Они оба вышли из землянки на стужу ветреной ночи, молча посмотрели вниз, в сторону невидимой отсюда высоты. Поодаль темнела настороженная фигура часового. Вокруг сонно лежало ночное пространство, полное неясных отдаленных шумов, звуков, шума ветра в кустарнике.
– Ну что ж, спасибо за кофе и беседу, – сказал Волошин, с тихой грустью пожимая теплую руку друга. – Завтра другая беседа будет.
– Завтра другая, – согласился Иванов. – Ну как-нибудь. Желаю успеха. А впрочем, зачем желать – вместе ведь будем.
9
С НП Иванова он направился к батальонной цепи, предполагая наконец наткнуться по дороге на пулеметы Ярощука. Но этот Ярощук, наверно, был неуловим сегодня. Комбат прошел по косогору до самого болота, а пулеметов так и не обнаружил. Он опять проминул их и понял это, лишь когда заметил в темноте одиночные ячейки какой-то из своих рот, дальше на болоте темнел кустарник, в котором серели пятна болотного льда. Его никто не окликнул, но он сам уже услышал притишенный в ночи голос Муратова, еще чей-то и догадался, что это вернулись посланные начальником штаба разведчики.
– Надо доложить на КП, – говорил Муратов. – Где старшина? Идите на КП.
– Не надо на КП, – сказал Волошин, приближаясь к нескольким темным фигурам. – Все вернулись?
– Все, товарищ комбат, – тише сказал Муратов. – На высоте «Малой» паши.
Волошин подошел ближе, трое бойцов в шапках с оттопыренными ушами выжидательно стояли, приставив к ногам винтовки.

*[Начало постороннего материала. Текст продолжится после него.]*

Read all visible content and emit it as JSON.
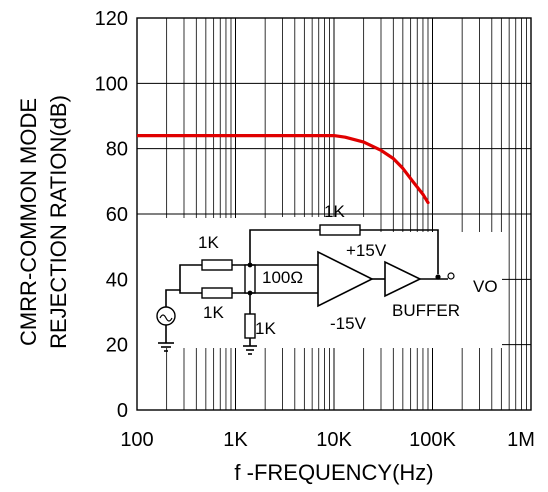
{
  "chart_data": {
    "type": "line",
    "xscale": "log",
    "x_tick_labels": [
      "100",
      "1K",
      "10K",
      "100K",
      "1M"
    ],
    "x_ticks": [
      100,
      1000,
      10000,
      100000,
      1000000
    ],
    "y_tick_labels": [
      "0",
      "20",
      "40",
      "60",
      "80",
      "100",
      "120"
    ],
    "y_ticks": [
      0,
      20,
      40,
      60,
      80,
      100,
      120
    ],
    "xlim": [
      100,
      1000000
    ],
    "ylim": [
      0,
      120
    ],
    "xlabel": "f -FREQUENCY(Hz)",
    "ylabel_line1": "CMRR-COMMON MODE",
    "ylabel_line2": "REJECTION RATION(dB)",
    "grid": true,
    "series": [
      {
        "color": "#e00000",
        "points": [
          [
            30,
            84
          ],
          [
            100,
            84
          ],
          [
            1000,
            84
          ],
          [
            10000,
            84
          ],
          [
            13000,
            83.5
          ],
          [
            20000,
            82
          ],
          [
            30000,
            79.5
          ],
          [
            40000,
            77
          ],
          [
            50000,
            74
          ],
          [
            63000,
            70
          ],
          [
            80000,
            66
          ],
          [
            90000,
            63.5
          ]
        ]
      }
    ]
  },
  "inset_circuit": {
    "labels": {
      "r_in_top": "1K",
      "r_in_bottom": "1K",
      "r_feedback": "1K",
      "r_ground": "1K",
      "r_balance": "100Ω",
      "v_pos": "+15V",
      "v_neg": "-15V",
      "buffer": "BUFFER",
      "output": "VO"
    }
  }
}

– Были на высоте? – спросил он.
– Нет, товарищ комбат. До высоты не долезли, трясина там. И так вот, по колено, – сказал один из разведчиков и, распахнув полы шинели, показал темные, наверно, мокрые, ноги. – Но мы слышали.
– Что вы слышали?
– Наши там. Роют что-то. Слышно, как ругаются, и все такое. По-нашенски, по-русски.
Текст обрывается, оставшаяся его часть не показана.